運動を習慣にすれば、筋肉がつき、体重も減少する。それも免疫力アップにつながるという。

「ここ数年、血糖値・コレステロール値・血圧が高い人は、過剰に蓄積した内臓脂肪が炎症を起こしており、それが血管を傷つけ、結果として心筋梗塞や脳梗塞が起き、また肥満関連がんを引き起こすことが分かってきました。さらに慢性炎症があると免疫がうまく働きません。つまり、メタボの人は、夏風邪にかかるリスクだけでなく、感染後は重症化しやすく治りにくい危険性もあるのです。

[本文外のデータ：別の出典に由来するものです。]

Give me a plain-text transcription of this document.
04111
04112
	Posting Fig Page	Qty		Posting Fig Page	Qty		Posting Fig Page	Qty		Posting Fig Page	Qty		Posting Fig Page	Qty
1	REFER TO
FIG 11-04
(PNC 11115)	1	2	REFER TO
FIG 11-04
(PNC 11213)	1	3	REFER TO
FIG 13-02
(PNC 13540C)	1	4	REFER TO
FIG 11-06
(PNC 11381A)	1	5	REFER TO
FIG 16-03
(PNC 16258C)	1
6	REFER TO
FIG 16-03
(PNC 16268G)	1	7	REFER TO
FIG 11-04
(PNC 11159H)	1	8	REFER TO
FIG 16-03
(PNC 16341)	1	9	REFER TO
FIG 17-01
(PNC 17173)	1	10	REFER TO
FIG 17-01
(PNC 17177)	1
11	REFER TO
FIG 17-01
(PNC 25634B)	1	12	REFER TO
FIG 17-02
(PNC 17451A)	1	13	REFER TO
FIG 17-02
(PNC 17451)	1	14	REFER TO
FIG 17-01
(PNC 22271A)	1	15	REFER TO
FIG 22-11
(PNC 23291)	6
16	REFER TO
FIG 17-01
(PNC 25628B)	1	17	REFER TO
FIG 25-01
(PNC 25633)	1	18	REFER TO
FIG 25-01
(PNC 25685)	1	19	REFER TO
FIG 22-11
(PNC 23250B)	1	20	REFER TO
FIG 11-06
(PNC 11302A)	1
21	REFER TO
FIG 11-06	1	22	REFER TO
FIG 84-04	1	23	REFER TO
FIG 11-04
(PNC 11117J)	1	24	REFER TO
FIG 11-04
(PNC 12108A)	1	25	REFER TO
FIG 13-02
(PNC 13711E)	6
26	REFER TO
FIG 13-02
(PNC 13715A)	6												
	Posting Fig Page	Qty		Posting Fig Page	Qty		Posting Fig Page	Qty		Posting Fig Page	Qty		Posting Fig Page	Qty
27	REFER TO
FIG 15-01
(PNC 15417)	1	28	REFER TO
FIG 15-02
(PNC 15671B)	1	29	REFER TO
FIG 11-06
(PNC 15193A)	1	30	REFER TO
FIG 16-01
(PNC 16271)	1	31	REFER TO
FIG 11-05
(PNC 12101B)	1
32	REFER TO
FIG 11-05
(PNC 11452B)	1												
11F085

手洗い、睡眠、栄養、そして運動。日常生活を見直して、夏の暑さに負けることなく、元気に過ごしていただきたいですね」

久住英二氏
久住英二/Eiji Kusumi
内科医・血液専門医。1999年新潟大学医学部を卒業し、虎の門病院で内科研修を受け、2005年より同院で血液科医員を務める。2024 年立川パークスクリニック開業。専門は内科、血液内科、旅行医学。町医者として様々な病気の診療経験を有し、とくに感染症やワクチン、血液疾患に精通。わかりやすい解説が支持され、テレビやラジオ、雑誌などメディアでも活躍している。